Scientists from the college’s Apoptosis Research Centre published their findings in the journal Nature Communications today after months of research.
The treatment – which involves targeting a specific stress response pathway called IRE1 – may improve patients’ response to chemotherapy and reduce relapse rates for patients with triple negative breast cancer.
Triple negative breast cancer (TNBC) is one of the most aggressive and difficult to treat forms of breast cancer.
It accounts for around 15% of all diagnosed breast cancers and occurs more often in younger women.

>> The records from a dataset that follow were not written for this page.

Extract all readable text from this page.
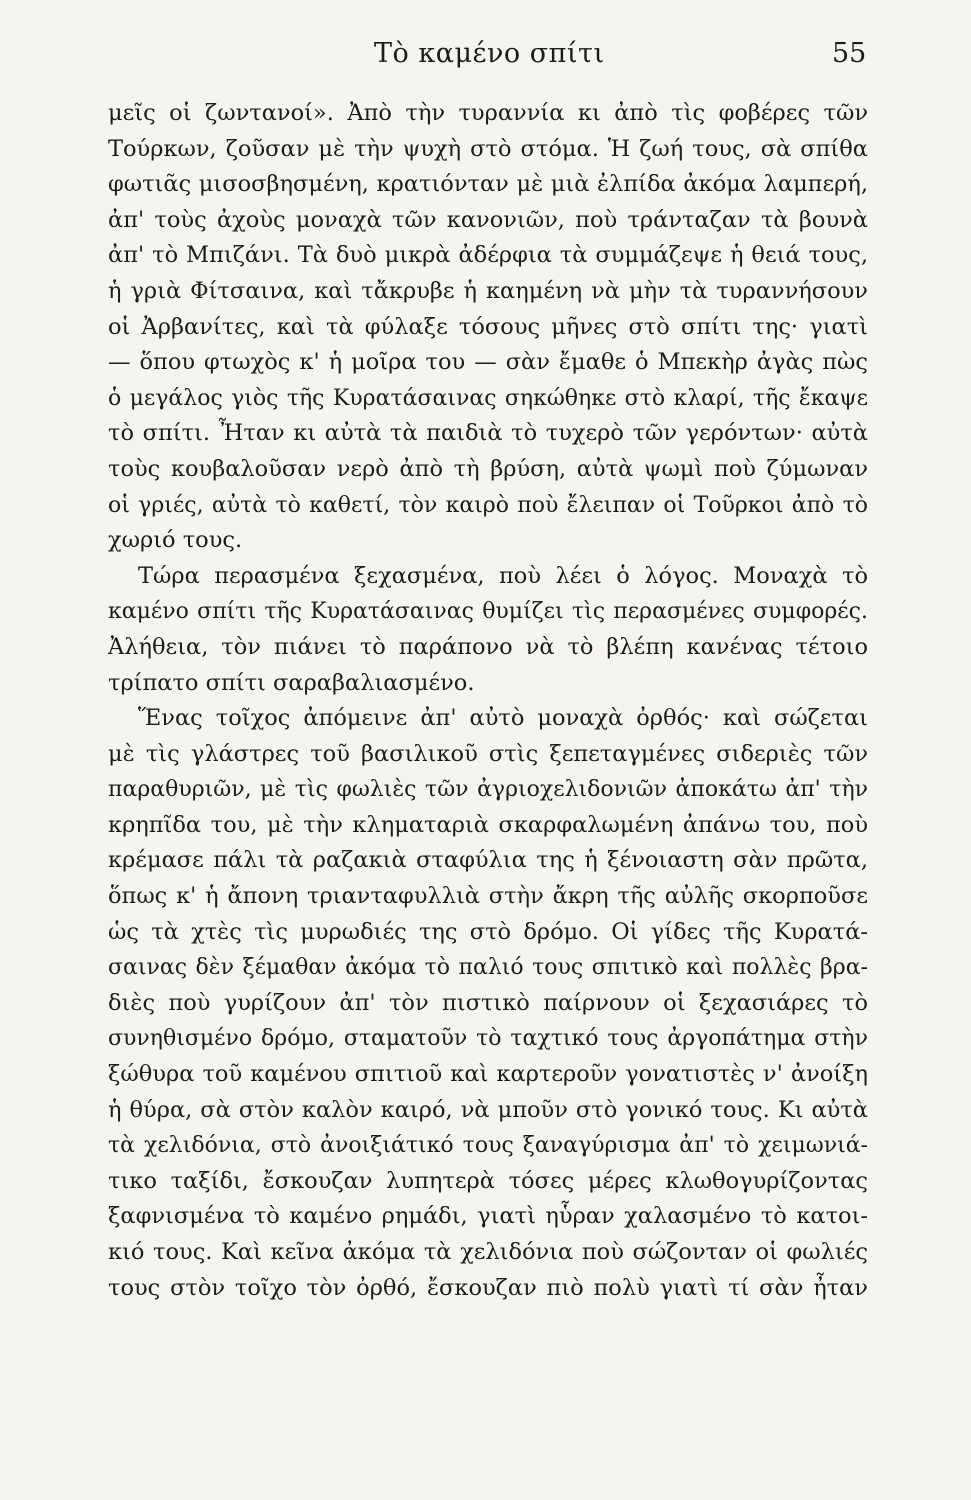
Τὸ καμένο σπίτι	55
μεῖς οἱ ζωντανοί». Ἀπὸ τὴν τυραννία κι ἀπὸ τὶς φοβέρες τῶν
Τούρκων, ζοῦσαν μὲ τὴν ψυχὴ στὸ στόμα. Ἡ ζωή τους, σὰ σπίθα
φωτιᾶς μισοσβησμένη, κρατιόνταν μὲ μιὰ ἐλπίδα ἀκόμα λαμπερή,
ἀπ' τοὺς ἀχοὺς μοναχὰ τῶν κανονιῶν, ποὺ τράνταζαν τὰ βουνὰ
ἀπ' τὸ Μπιζάνι. Τὰ δυὸ μικρὰ ἀδέρφια τὰ συμμάζεψε ἡ θειά τους,
ἡ γριὰ Φίτσαινα, καὶ τἄκρυβε ἡ καημένη νὰ μὴν τὰ τυραννήσουν
οἱ Ἀρβανίτες, καὶ τὰ φύλαξε τόσους μῆνες στὸ σπίτι της· γιατὶ
— ὅπου φτωχὸς κ' ἡ μοῖρα του — σὰν ἔμαθε ὁ Μπεκὴρ ἀγὰς πὼς
ὁ μεγάλος γιὸς τῆς Κυρατάσαινας σηκώθηκε στὸ κλαρί, τῆς ἔκαψε
τὸ σπίτι. Ἦταν κι αὐτὰ τὰ παιδιὰ τὸ τυχερὸ τῶν γερόντων· αὐτὰ
τοὺς κουβαλοῦσαν νερὸ ἀπὸ τὴ βρύση, αὐτὰ ψωμὶ ποὺ ζύμωναν
οἱ γριές, αὐτὰ τὸ καθετί, τὸν καιρὸ ποὺ ἔλειπαν οἱ Τοῦρκοι ἀπὸ τὸ
χωριό τους.
Τώρα περασμένα ξεχασμένα, ποὺ λέει ὁ λόγος. Μοναχὰ τὸ
καμένο σπίτι τῆς Κυρατάσαινας θυμίζει τὶς περασμένες συμφορές.
Ἀλήθεια, τὸν πιάνει τὸ παράπονο νὰ τὸ βλέπη κανένας τέτοιο
τρίπατο σπίτι σαραβαλιασμένο.
Ἕνας τοῖχος ἀπόμεινε ἀπ' αὐτὸ μοναχὰ ὀρθός· καὶ σώζεται
μὲ τὶς γλάστρες τοῦ βασιλικοῦ στὶς ξεπεταγμένες σιδεριὲς τῶν
παραθυριῶν, μὲ τὶς φωλιὲς τῶν ἀγριοχελιδονιῶν ἀποκάτω ἀπ' τὴν
κρηπῖδα του, μὲ τὴν κληματαριὰ σκαρφαλωμένη ἀπάνω του, ποὺ
κρέμασε πάλι τὰ ραζακιὰ σταφύλια της ἡ ξένοιαστη σὰν πρῶτα,
ὅπως κ' ἡ ἄπονη τριανταφυλλιὰ στὴν ἄκρη τῆς αὐλῆς σκορποῦσε
ὡς τὰ χτὲς τὶς μυρωδιές της στὸ δρόμο. Οἱ γίδες τῆς Κυρατά-
σαινας δὲν ξέμαθαν ἀκόμα τὸ παλιό τους σπιτικὸ καὶ πολλὲς βρα-
διὲς ποὺ γυρίζουν ἀπ' τὸν πιστικὸ παίρνουν οἱ ξεχασιάρες τὸ
συνηθισμένο δρόμο, σταματοῦν τὸ ταχτικό τους ἀργοπάτημα στὴν
ξώθυρα τοῦ καμένου σπιτιοῦ καὶ καρτεροῦν γονατιστὲς ν' ἀνοίξη
ἡ θύρα, σὰ στὸν καλὸν καιρό, νὰ μποῦν στὸ γονικό τους. Κι αὐτὰ
τὰ χελιδόνια, στὸ ἀνοιξιάτικό τους ξαναγύρισμα ἀπ' τὸ χειμωνιά-
τικο ταξίδι, ἔσκουζαν λυπητερὰ τόσες μέρες κλωθογυρίζοντας
ξαφνισμένα τὸ καμένο ρημάδι, γιατὶ ηὗραν χαλασμένο τὸ κατοι-
κιό τους. Καὶ κεῖνα ἀκόμα τὰ χελιδόνια ποὺ σώζονταν οἱ φωλιές
τους στὸν τοῖχο τὸν ὀρθό, ἔσκουζαν πιὸ πολὺ γιατὶ τί σὰν ἦταν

There are currently no targeted therapies available for TNBC.
Chemotherapy is the main treatment – but a large percentage of TNBC patients relapse within one to three years and have a poor long-term prognosis.

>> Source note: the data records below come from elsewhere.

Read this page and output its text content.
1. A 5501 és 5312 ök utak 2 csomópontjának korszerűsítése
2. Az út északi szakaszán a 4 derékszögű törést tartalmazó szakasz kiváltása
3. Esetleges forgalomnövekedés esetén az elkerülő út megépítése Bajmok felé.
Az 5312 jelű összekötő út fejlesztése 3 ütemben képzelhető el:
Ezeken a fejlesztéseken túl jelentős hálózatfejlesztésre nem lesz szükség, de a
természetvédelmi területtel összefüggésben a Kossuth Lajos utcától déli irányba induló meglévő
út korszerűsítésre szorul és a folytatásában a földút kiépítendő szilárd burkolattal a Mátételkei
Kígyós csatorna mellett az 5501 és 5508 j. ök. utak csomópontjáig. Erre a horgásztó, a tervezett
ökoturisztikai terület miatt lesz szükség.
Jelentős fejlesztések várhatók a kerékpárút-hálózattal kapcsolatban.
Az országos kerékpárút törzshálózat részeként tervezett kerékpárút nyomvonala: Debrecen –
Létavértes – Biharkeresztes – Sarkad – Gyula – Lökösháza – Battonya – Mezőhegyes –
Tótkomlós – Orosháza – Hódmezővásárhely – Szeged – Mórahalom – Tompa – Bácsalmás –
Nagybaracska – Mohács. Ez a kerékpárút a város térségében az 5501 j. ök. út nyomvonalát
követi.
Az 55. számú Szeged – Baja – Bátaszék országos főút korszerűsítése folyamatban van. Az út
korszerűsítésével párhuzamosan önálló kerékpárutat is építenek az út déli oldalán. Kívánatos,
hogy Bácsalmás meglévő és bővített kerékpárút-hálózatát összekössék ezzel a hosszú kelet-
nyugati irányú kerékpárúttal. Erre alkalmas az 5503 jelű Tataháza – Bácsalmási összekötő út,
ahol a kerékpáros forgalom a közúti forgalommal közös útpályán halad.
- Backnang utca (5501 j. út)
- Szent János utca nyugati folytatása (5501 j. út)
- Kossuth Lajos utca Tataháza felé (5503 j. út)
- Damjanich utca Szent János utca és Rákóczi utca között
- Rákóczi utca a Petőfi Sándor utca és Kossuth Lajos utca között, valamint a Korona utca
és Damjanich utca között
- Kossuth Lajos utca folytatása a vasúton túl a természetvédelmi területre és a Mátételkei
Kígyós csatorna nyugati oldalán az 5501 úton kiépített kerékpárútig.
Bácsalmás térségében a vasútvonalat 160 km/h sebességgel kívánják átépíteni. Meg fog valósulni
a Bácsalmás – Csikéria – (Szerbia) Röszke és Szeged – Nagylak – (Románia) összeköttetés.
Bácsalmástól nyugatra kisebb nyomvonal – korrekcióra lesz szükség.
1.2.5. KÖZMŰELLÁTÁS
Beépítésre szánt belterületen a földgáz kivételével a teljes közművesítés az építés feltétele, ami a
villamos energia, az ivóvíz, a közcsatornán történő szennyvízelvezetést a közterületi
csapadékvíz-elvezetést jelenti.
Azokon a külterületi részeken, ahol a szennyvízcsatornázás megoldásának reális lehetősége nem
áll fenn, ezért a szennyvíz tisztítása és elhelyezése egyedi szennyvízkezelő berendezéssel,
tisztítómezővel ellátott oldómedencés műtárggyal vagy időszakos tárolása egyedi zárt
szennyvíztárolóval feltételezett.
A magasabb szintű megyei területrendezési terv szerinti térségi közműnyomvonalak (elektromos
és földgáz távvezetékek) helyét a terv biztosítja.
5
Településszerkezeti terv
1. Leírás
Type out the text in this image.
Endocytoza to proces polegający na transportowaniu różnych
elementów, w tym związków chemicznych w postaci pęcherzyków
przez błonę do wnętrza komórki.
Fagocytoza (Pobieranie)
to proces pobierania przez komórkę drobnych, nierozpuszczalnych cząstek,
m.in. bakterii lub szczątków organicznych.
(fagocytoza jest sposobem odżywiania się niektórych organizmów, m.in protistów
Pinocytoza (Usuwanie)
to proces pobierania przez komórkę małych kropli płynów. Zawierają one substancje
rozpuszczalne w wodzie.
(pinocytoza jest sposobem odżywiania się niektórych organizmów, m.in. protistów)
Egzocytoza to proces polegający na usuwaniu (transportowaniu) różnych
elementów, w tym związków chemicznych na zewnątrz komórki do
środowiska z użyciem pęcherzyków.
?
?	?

Director of the Apoptosis Research Centre Professor Afshin Samali led the NUIG research team that discovered the mechanism for cancer relapse after chemotherapy.
Cellular stress sensor IRE1 normally acts to alleviate short-term stresses within cells, such as lack of nutrients or oxygen.
It is a central driver of treatment-related relapse.
Professor Samali commented: “Here at NUI Galway, we are excited to identify a new therapeutic strategy for triple negative breast cancer patients who are most in need of better treatment options. Furthermore, this strategy may benefit many other cancer patients whose cancer cells rely on activated cell stress responses to survive.”
First author of the study Dr Susan Logue said: “This work has uncovered a previously unknown role for IRE1 and suggests that it may represent a good therapeutic target for the treatment of triple negative breast cancer.
“While further research is needed, this work is a great example of how curiosity-driven basic research can lead to translational outcomes with real potential to impact on patient treatment.”
The team discovered that chemotherapy can activate the IRE1 stress response in TNBC – leading to the production of survival signals that support the growth of new cancer cells.
This process can be stopped by inhibiting IRE1 using a small molecule drug called MCK8866 that not only improves the effectiveness of the initial chemotherapy treatment, but also reduces the chance of relapse.
Using cancer cells treated with chemotherapy, the research team found that blocking IRE1 decreased survival signals and reduced the growth of new cancer cells by 50%.
The drug also increased the effectiveness of chemotherapy treatment, leading to regression of 8 out of 10 cancers compared to regression of just 3 out of 10 cancers using chemotherapy alone.
The combination of the MCK8866 drug with chemotherapy also reduced tumour relapse in a pre-clinical model of triple negative breast cancer.
Alongside the laboratory experiments, an analysis of 595 real tumours showed that TNBC tumours displayed the highest IRE1 activity compared to other subtypes, suggesting that IRE1 may be of particular importance in this aggressive type of cancer.
This discovery suggests that combining chemotherapy with IRE1 inhibitors could offer substantial benefits for triple negative breast cancer patients.
The study was funded by Science Foundation Ireland, Irish Cancer Society and Horizon 2020 with initial funding from Breast Cancer Now.